Saif Ali Khan is angry about the film industry's sudden outpouring of love for Sushant Singh Rajput after his death on Sunday. He feels that a day of silence would be more appropriate than the 'hypocrisy' of pretending to care.
In an interview with The Times of India, Saif called the news of Sushant's death 'just awful', but hit out at those 'talking rubbish' in the wake of the tragedy. "There are so many people who've made comments so quickly. And it just seems to me that people are somewhere gaining some mileage from this poor fellow's tragedy, you know, whether it's to show compassion or to show interest or to show some political stance. So many people are talking rubbish in this nonstop kind of barrage on social media and it's just embarrassing, really, I think," he said.
"Out of respect for him, for Sushant's tragedy, maybe a day of silence or introspection would be a little more becoming than this outpouring of love – an outpouring of love from people who obviously didn't care about him and people who famously don't care about anybody else," he said.
The sudden display of love for Sushant is 'a little much to digest' for Saif, who admitted that though 'nobody really cares in this town', they want to come across as empathetic to their fans. He added that people writing lengthy social media posts are unlikely to show the same level of love and compassion in real life.
"We live in an age where people write 10 lines for you on Twitter and will walk past you on the street - won't even touch you or shake your hand. You know, you get wished for your birthday, but people don't actually call you. There's no contact," he said.
There has been talk of Sushant being failed by bigwigs of the film industry. Filmmaker Shekhar Kapur had tweeted after his demise: "I knew the pain you were going through. I knew the story of the people that let you down so bad that you would weep on my shoulder…" Kangana Ranaut shared an angry video, in which she said that the late actor was not given his due as he was an outsider, and was constantly told that he was 'worthless'.
However, Saif does not completely agree with this. "People are failing people constantly. Everyone talking about him, even those saying who failed you or didn't fail you is, I think, somewhat exploiting his name. To take any stand at the moment, apart from just sorrow, and just saying that I'm really sad that he had no way out except this - any other comment is somewhere manipulating the situation, I feel. You have come across this as an opportunity to take a shot at somebody, and you're taking a shot," he said.

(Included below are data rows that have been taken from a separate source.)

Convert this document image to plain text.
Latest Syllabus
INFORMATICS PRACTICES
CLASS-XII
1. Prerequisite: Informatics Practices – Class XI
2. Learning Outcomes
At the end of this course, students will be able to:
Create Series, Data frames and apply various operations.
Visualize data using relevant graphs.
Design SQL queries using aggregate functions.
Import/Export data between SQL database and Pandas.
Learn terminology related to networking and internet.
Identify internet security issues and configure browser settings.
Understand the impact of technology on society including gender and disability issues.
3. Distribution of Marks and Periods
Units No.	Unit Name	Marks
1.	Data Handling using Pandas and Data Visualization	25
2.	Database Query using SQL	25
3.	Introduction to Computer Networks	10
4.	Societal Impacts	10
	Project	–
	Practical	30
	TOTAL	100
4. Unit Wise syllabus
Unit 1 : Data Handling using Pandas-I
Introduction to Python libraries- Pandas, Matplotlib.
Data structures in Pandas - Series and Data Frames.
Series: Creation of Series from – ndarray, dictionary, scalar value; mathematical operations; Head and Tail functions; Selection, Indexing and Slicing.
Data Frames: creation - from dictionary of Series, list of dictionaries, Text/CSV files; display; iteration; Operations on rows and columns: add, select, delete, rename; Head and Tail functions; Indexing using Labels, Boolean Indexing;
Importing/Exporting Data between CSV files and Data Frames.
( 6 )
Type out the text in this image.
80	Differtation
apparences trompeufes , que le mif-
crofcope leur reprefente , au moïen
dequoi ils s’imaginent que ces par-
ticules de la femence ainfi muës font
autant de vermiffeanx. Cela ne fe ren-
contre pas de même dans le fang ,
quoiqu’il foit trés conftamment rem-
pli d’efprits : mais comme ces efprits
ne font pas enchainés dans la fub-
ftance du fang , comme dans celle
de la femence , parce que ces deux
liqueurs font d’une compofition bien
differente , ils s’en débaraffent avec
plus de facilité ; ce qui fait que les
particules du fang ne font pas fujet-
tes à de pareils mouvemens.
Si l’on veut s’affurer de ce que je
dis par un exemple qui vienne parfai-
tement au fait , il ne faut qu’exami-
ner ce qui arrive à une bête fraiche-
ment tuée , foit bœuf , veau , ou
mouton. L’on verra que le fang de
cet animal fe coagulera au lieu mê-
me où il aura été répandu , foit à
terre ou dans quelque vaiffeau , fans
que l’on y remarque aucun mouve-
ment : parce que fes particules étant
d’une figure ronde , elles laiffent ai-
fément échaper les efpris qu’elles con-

When asked about Bollywood camps having an impact on an actor's career, Saif said, "These are the wrong comments to make now. I mean, you can say, listen, it's just really bad, what happened. It's really sad that this is the only way he could see out. But to blame anybody or to you know, draw these camps out, this is pathetic. I think it's a function of lockdown plus social media. And it's sad that film people can't think beyond films. We will all assume that this terrible thing happened to him because of his films. There is more to life. Maybe he was upset about other things in his life. Maybe it was a personal reason. Maybe it's nothing to do with films. If you can't see beyond that, you will put everything on that – the movies you do."
Saif's daughter Sara Ali Khan, who made her Bollywood debut opposite Sushant in Kedarnath, was shocked and 'very, very, very upset' by the news. "She liked him very much. She was quite impressed with certain aspects of his personality. She told me he was very intelligent, that he could discuss, you know, Jean-Paul Sartre and he could discuss various aspects of philosophy and engineering and that he had learned how to shoot with a bow and arrow left handed, and he was very fit as well as very hard-working, and a good actor," Saif said, adding that she always talked of him as 'being a really remarkable person'.